Nitekim Mart 2024 beklenmeden (belki de Saray'a empoze edilerek) KKM için 20.8.2023 tarihli RG'de yayınlanan yeni kararlar alınmak zorunda kalındı. KKM'ler için zorunlu karşılıklar yüzde 15'e çıkarılarak bir caydırıcı önlem alınmıştı zaten. Şimdi de dövize uygulanan karşılıklar arttırılıyor. Daha önemlisi vadesi gelen KKM hesaplarının TL mevduata dönüştürülmesi için bankalara sopa politikası uygulanmak isteniyor. (Ayrıca yabancı para mevduattan KKM'ye dönüşüme de son veriliyor). Bankalar KKM'den TL mevduata dönüşüm yapamazlarsa, menkul kıymet tesisine (Devlet İç Borçlanma Senedi-DİBS almaya) zorlanacaklar. DİBS'ler yüzde 18-20 faizle ihraç edildiği için de buradan zarar yazacaklar. Peki bankalar mudilerini KKM'den TL'ye dönüşüme hangi araçla özendirebilirler? Mevduat faizlerini yükselterek. Ancak bunun bugünkü "negatif reel faizler" konjonktüründe sınırları var; mudiyi tatmin etmek zor olur. KKM niçin gelmişti? Dövize yönelmeyi frenlemek için. Peki şu ana KKM sınırlandırılınca ilk etkisi ne olur? Dövize yöneliş artır, kurlar yukarı gider. Varsa, diğer enflasyona karşı koruyucu limanlara göçer. Nitekim, 21 Ağustos Pazartesi itibariyle BİST 100 endeksi yüzde 3,74 fırladı; kurlar da yukarı gitmeye başladı.

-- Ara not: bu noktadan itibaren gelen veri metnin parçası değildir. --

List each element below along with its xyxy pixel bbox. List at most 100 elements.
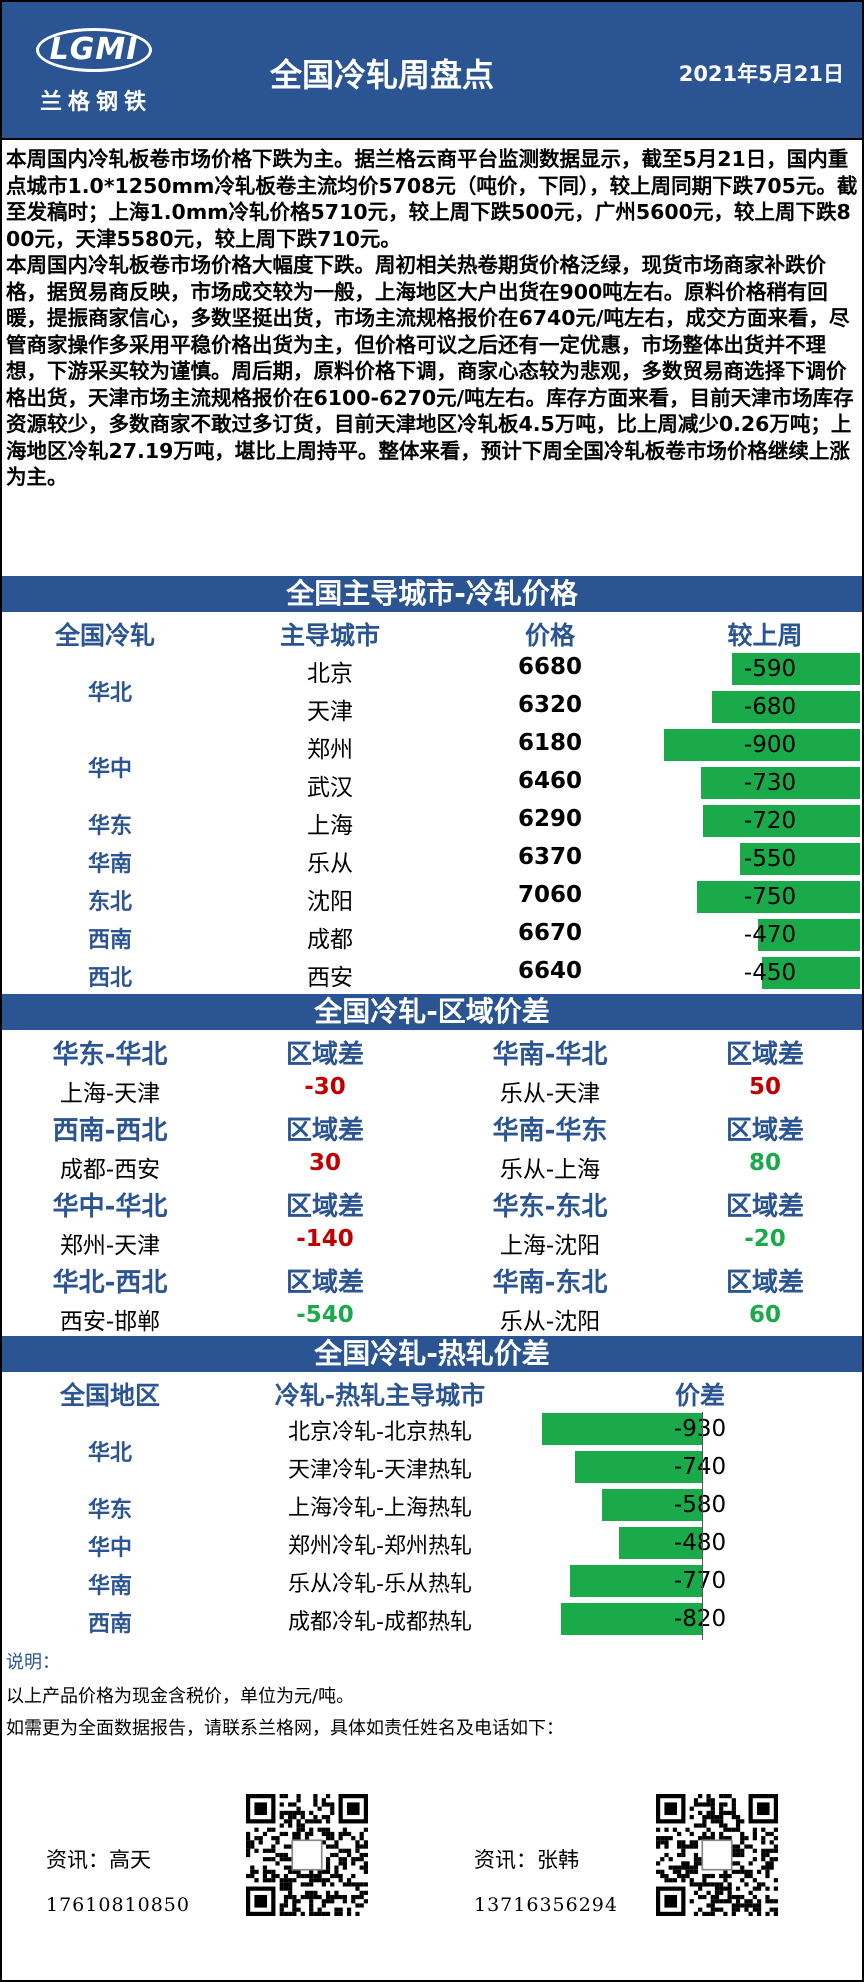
hot-city-pair: 北京冷轧-北京热轧: [288, 1420, 472, 1445]
diff-label: 区域差: [285, 1040, 364, 1070]
hot-diff-bar: [569, 1565, 702, 1597]
diff-label: 区域差: [285, 1192, 364, 1222]
change-bar: [740, 843, 860, 875]
diff-section-banner: 全国冷轧-区域价差: [2, 994, 862, 1030]
price-header-2: 价格: [524, 621, 575, 650]
change-value: -750: [743, 884, 797, 910]
change-cell: -550: [680, 842, 860, 876]
hot-header-0: 全国地区: [59, 1381, 160, 1410]
diff-region-title: 华南-华东: [492, 1116, 608, 1146]
change-value: -470: [743, 922, 797, 948]
hot-diff-cell: -770: [520, 1564, 760, 1598]
diff-label: 区域差: [285, 1268, 364, 1298]
hot-diff-value: -930: [673, 1416, 727, 1442]
diff-label: 区域差: [725, 1040, 804, 1070]
hot-diff-bar: [602, 1489, 702, 1521]
hot-diff-cell: -740: [520, 1450, 760, 1484]
hot-diff-cell: -580: [520, 1488, 760, 1522]
change-cell: -750: [680, 880, 860, 914]
price-header-3: 较上周: [727, 621, 803, 650]
city-price: 6680: [517, 654, 582, 680]
contact-label-1: 资讯：高天: [46, 1848, 151, 1872]
change-value: -720: [743, 808, 797, 834]
city-name: 上海: [307, 813, 353, 839]
change-cell: -900: [664, 728, 860, 762]
change-bar: [664, 729, 860, 761]
market-summary: 本周国内冷轧板卷市场价格下跌为主。据兰格云商平台监测数据显示，截至5月21日，国…: [6, 146, 858, 491]
summary-paragraph-2: 本周国内冷轧板卷市场价格大幅度下跌。周初相关热卷期货价格泛绿，现货市场商家补跌价…: [6, 253, 854, 489]
hot-diff-value: -770: [673, 1568, 727, 1594]
hot-diff-bar: [560, 1603, 702, 1635]
diff-value: -540: [296, 1302, 354, 1328]
change-value: -550: [743, 846, 797, 872]
diff-region-title: 华北-西北: [52, 1268, 168, 1298]
region-label: 华南: [87, 852, 132, 877]
change-value: -900: [743, 732, 797, 758]
logo-oval: [36, 28, 152, 72]
price-header-0: 全国冷轧: [54, 621, 155, 650]
city-name: 成都: [307, 927, 353, 953]
notes-label: 说明：: [6, 1652, 60, 1673]
region-label: 华东: [87, 814, 132, 839]
change-bar: [731, 653, 860, 685]
price-header-1: 主导城市: [279, 621, 380, 650]
diff-city-pair: 西安-邯郸: [59, 1309, 161, 1335]
change-cell: -680: [680, 690, 860, 724]
notes-line-2: 如需更为全面数据报告，请联系兰格网，具体如责任姓名及电话如下：: [6, 1718, 564, 1739]
diff-label: 区域差: [725, 1268, 804, 1298]
hot-section-banner: 全国冷轧-热轧价差: [2, 1336, 862, 1372]
city-name: 北京: [307, 661, 353, 687]
region-label: 西南: [87, 928, 132, 953]
change-bar: [762, 957, 860, 989]
hot-city-pair: 上海冷轧-上海热轧: [288, 1496, 472, 1521]
hot-diff-bar: [542, 1413, 702, 1445]
region-label: 西北: [87, 966, 132, 991]
hot-region-label: 西南: [87, 1612, 132, 1637]
hot-diff-value: -580: [673, 1492, 727, 1518]
change-value: -450: [743, 960, 797, 986]
hot-diff-cell: -480: [520, 1526, 760, 1560]
page-title: 全国冷轧周盘点: [269, 56, 494, 94]
hot-header-1: 冷轧-热轧主导城市: [274, 1381, 486, 1410]
notes-line-1: 以上产品价格为现金含税价，单位为元/吨。: [6, 1686, 355, 1707]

Öte yandan mevduat faizleri artarsa, kredi faizleri de artar; sonuçta hanehalkının, şirketler kesiminin ve Hazine'nin borçlanma maliyetleri yukarı gider. Öte yandan kamu bankalarının KKM dönüşümü yükünün büyük bölümünü taşıyacağını, daha fazla zarar yazacağını ve bunun Hazine'ye yüklenmesinin de vergi yükümlülerine bir yansıma anlamına geleceğini ekleyelim.

Dolayısıyla iktidarın eli hiç rahat değil. Halktan güç alan bir muhalefet bu iktidarı hallaç pamuğu gibi atar. Peki kendisini bile yenilemeyi beceremeyen o muhalefet nerede?